Professional Learning Networks are invaluable forums for learning and leading in fields of study. Aided by technology, these networks can be among peers within a building or educators with similar interests throughout the world.
I would characterize my involvement in online professional learning networks heretofore as being much more of a consumer than producer. My experience has been to absorb and benefit from the insight and expertise of the contributors of the PLNs I follow.
Here you will find an annotated list of the PLNs most helpful to me and my learning:
Texas Computer Education Association) is a global, nonprofit, member-based organization. We support the use of technology in education. Founded in 1980, TCEA has been playing a vital role in increasing technology funding and access for PreK-16 schools for 38 years. Our 13,000-member association is led by a grassroots board of directors—all professional educators. TCEA’s resources support educators in the field who are enhancing curriculum with digital tools. The Technology Coordinators Special Interest Group (TEC-SIG) is a fantastic forum for sharing information.
From its website, https://www.iste.org/standards: ISTE is home to a passionate community of global educators who believe in the power of technology to transform teaching and learning, accelerate innovation and solve tough problems in education.

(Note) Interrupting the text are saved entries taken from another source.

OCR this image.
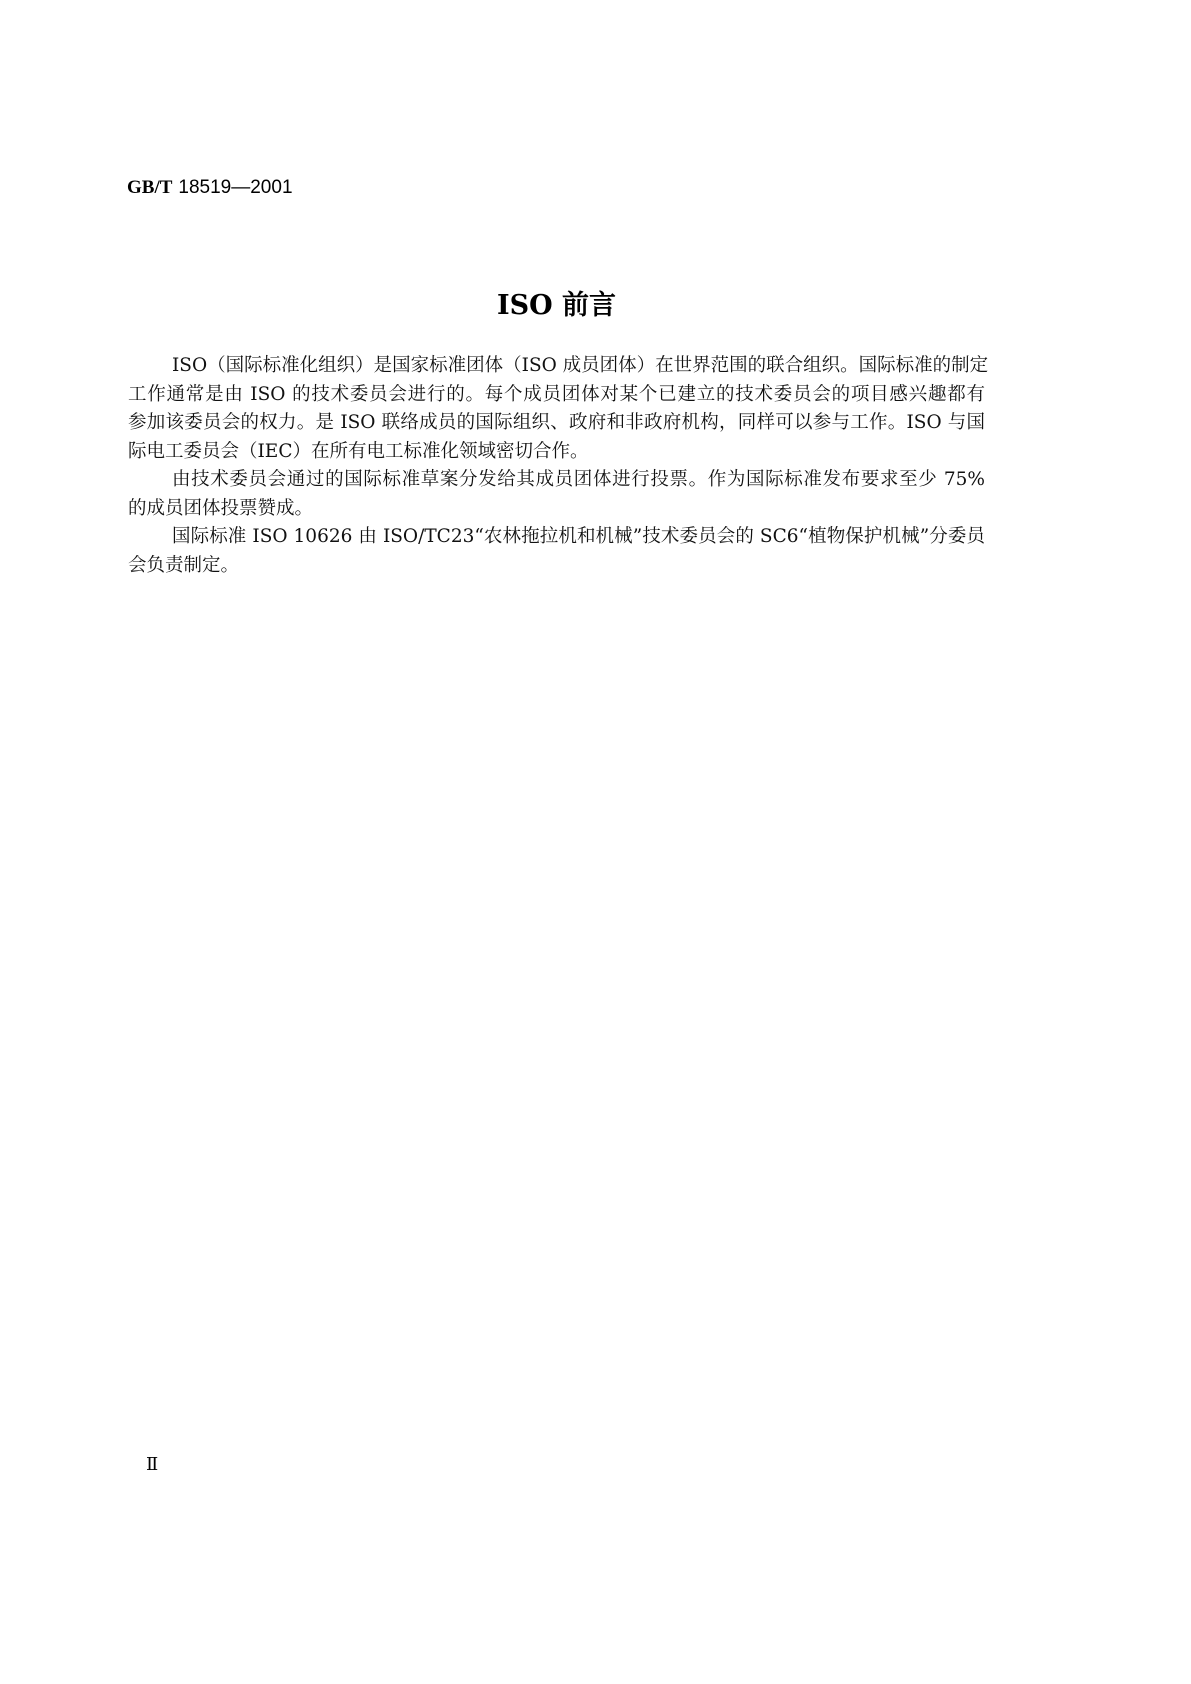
GB/T 18519—2001
ISO 前言
ISO（国际标准化组织）是国家标准团体（ISO 成员团体）在世界范围的联合组织。国际标准的制定
工作通常是由 ISO 的技术委员会进行的。每个成员团体对某个已建立的技术委员会的项目感兴趣都有
参加该委员会的权力。是 ISO 联络成员的国际组织、政府和非政府机构，同样可以参与工作。ISO 与国
际电工委员会（IEC）在所有电工标准化领域密切合作。
由技术委员会通过的国际标准草案分发给其成员团体进行投票。作为国际标准发布要求至少 75%
的成员团体投票赞成。
国际标准 ISO 10626 由 ISO/TC23“农林拖拉机和机械”技术委员会的 SC6“植物保护机械”分委员
会负责制定。
Ⅱ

ISTE inspires the creation of solutions and connections that improve opportunities for all learners by delivering: practical guidance, evidence-based professional learning, virtual networks, thought-provoking events and the ISTE Standards.
I manage two accounts: one personal–@dwthurman–which I very rarely post to, and Houston ISD’s Career Readiness feed–@HoustonCCR. The Career Readiness feed is mostly used to hi-light events and accomplishments of the campus CTE programs around the district. Through my membership in TCEA, I found and have been keen to follow two individuals from the Ed Tech community: Kathy Schrock @KathySchrock and Miguel Guhlin @mguhlin.
Through my involvement in the Digital Learning and Leading masters program at Lamar University, I am a member of the Digital Learning and Leading Facebook group. From the About page: Digital Learning and Leading (DLL) Facebook Group is the place were students in the Lamar University Masters of Digital Learning and Leading program can connect and collaborate as they work toward using technology to enhance learning. The DLL Facebook Group is also the place where students and graduates of the DLL program can work together to help create significant learning environments (CSLE) that give learners choice, ownership and voice through authentic (COVA) learning opportunities.
MS Teams is included in my district’s Office 365 adoption. It is an excellent tool for collaborating. You can have conversations in a FB-type format, you can exchange links and files, and you can conduct a video broadcast of a training. The system allows you to tag people so that relevant info in a large team finds the appropriate person. My department is using MS Teams as a tool for organizing and disseminating content specific to the different career clusters at our beginning-of-the-year professional development. My hope is that teachers who teach the same course but who are on different campuses can use this tool to collaborate throughout the year. If anyone in the DLL program has access to this MS Teams and would like an introduction to using it, you can link to my getting started guide here.
Within Career and Technical Education department I work in, we take part in book studies to improve our practice. A book we read recently was The Smartest Kids In The World by Amanda Ripley.